Losing a limb is life-altering enough, without the loss also carrying an impossible price tag. In the developing world, amputations are frequently required as a result of accident, illness and armed conflict, but access to efficient and effective modern prostheses is often financially out of reach. UK inventor Ed Pennington-Ridge has created a new design of prosthesis that aims to answer this need. A flexible and high-tech design made out of simple and cheap materials, Ed’s invention is intended to be something that can be made in any developing country workshop, but offer the movability of something 30 times the price.
The BBC spoke with Ed about his invention in June; in the interview they released, the prostheses’ creator stressed the importance of his design being something affordable, long-lasting and achievable in the developing countries he designed them for:
“It’s got to be easy to produce at the right price. It has to be something that can be mended easily, and something where the materials will last for a long time in storage or in very high temperatures.” Ed is confident that the design he has developed will meet these criteria, and would be possible to produce in any typical workshop in a developing country or area.
Ed’s prostheses cost under £100 – a sharp contrast to the thousands that some can cost. However, being affordable and possible to produce is only half the battle, if the technology doesn’t provide enough mobility – Ed’s design may be simple, but with a springy material forming the base of the foot, and a mobile ankle joint, it provides much more ease of movement than current affordable alternatives.
In 2018, the design was trialled by patients in Tanzania, and is still being provided to patients in need in the country, in part via the International Refugee Trust (IRT). Reporting on this trial, Longini Mtalo, the Principal of the Tanzania Training Centre for Orthopaedic Technologists (TATCOT) told the BBC about one of his clients – a Maasai cattle handler who said that the foot gave him much more freedom of movement when travelling with his cattle over difficult terrains.

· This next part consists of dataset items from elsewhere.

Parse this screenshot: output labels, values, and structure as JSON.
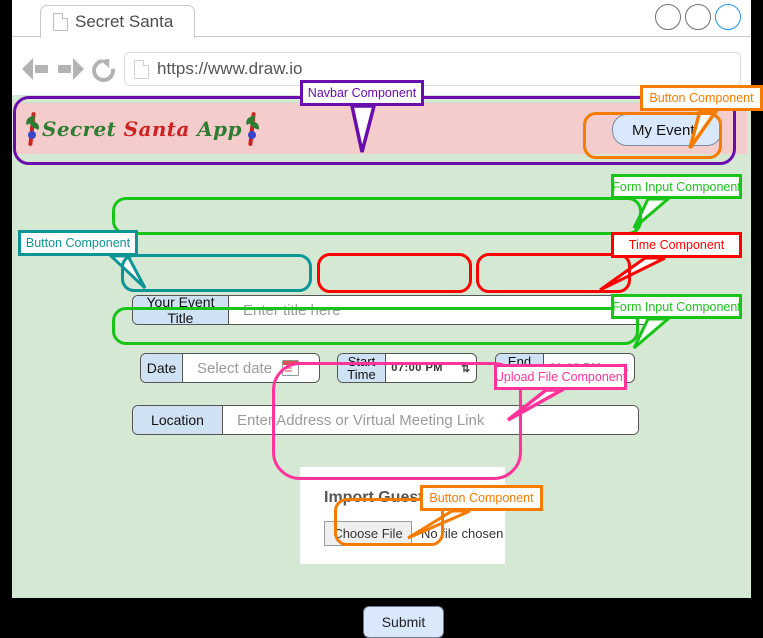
{
  "browser": {
    "tab": {
      "title": "Secret Santa",
      "icon": "page-icon"
    },
    "url": "https://www.draw.io",
    "nav": {
      "back": "back-arrow",
      "forward": "forward-arrow",
      "reload": "reload-icon"
    },
    "window_buttons": [
      "minimize",
      "maximize",
      "close"
    ]
  },
  "navbar": {
    "logo": {
      "word1": "Secret",
      "word2": "Santa",
      "word3": "App"
    },
    "my_events_label": "My Events"
  },
  "form": {
    "title_field": {
      "label": "Your Event Title",
      "placeholder": "Enter title here",
      "value": ""
    },
    "date_field": {
      "label": "Date",
      "placeholder": "Select date",
      "value": "",
      "icon": "calendar-icon"
    },
    "start_time": {
      "label": "Start Time",
      "value": "07:00 PM",
      "spinner": "⇅"
    },
    "end_time": {
      "label": "End Time",
      "value": "10:00 PM",
      "spinner": "⇅"
    },
    "location_field": {
      "label": "Location",
      "placeholder": "Enter Address or Virtual Meeting Link",
      "value": ""
    },
    "upload": {
      "heading": "Import Guest List",
      "choose_label": "Choose File",
      "status": "No file chosen"
    },
    "submit_label": "Submit"
  },
  "annotations": {
    "navbar": {
      "label": "Navbar Component",
      "color": "#6a0dad"
    },
    "my_events": {
      "label": "Button Component",
      "color": "#f57c00"
    },
    "title_input": {
      "label": "Form Input Component",
      "color": "#19c419"
    },
    "date_button": {
      "label": "Button Component",
      "color": "#0d9494"
    },
    "time": {
      "label": "Time Component",
      "color": "#ff0000"
    },
    "location": {
      "label": "Form Input Component",
      "color": "#19c419"
    },
    "upload": {
      "label": "Upload File Component",
      "color": "#ff3399"
    },
    "submit": {
      "label": "Button Component",
      "color": "#f57c00"
    }
  },
  "colors": {
    "page_background": "#d5e8d4",
    "navbar_background": "#f5cccc",
    "field_label_background": "#cfe2f3",
    "button_background": "#dae8fc"
  }
}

Providing this ability to keep active was an essential goal for Ed – not only is this the ideal for any working prostheses, but he felt it was particularly essential given that the demographic requiring amputations in these countries is largely active young men. As he told the BBC, “These are young soldiers. These are young guys getting knocked off mopeds. When you fit them with a prothesis, they want to go back to high activity lifestyles.” There is also the need to travel and work, especially in cases such as the Maasai man that Mtalo mentioned.
IRT also points out that there are hundreds of thousands of refugees and young people living with amputations in the developing world, many of whom have lost their limbs due to armed conflict. One statistic the charity quotes is that around 30,000 Syrians are estimated to have lost limbs from the war in their country.
A Western-made prosthetic can cost up to USD$3000, and cheaper alternatives are limited in what they can offer. Even worse, affording a prosthetic isn’t the full story – prostheses need to be replaced over five years or so, due to wear and tear and changes in the body. For children, this is more like once a year. This makes the need for a locally–made, affordable option all the more crucial.
In response to this, IRT has partnered with Ed to help support the development of his prostheses. As the charity states in its statement about the partnership: “The combination of simplicity of design, availability of raw materials, and ability to manufacture in situ, promises transformational outcomes for the world’s poorest amputees, many of whom are refugees.”
With the IRT’s support, Ed’s invention has begun reaching those who need it, although Ed is still working on his design to continue to improve its efficiency. Further tests shall carry out in Tanzania as these adjustments are made, so Ed can provide the best product possible, and in the meantime, through IRT, these prostheses have already begun to restore mobility and change lives, without an unobtainable cost.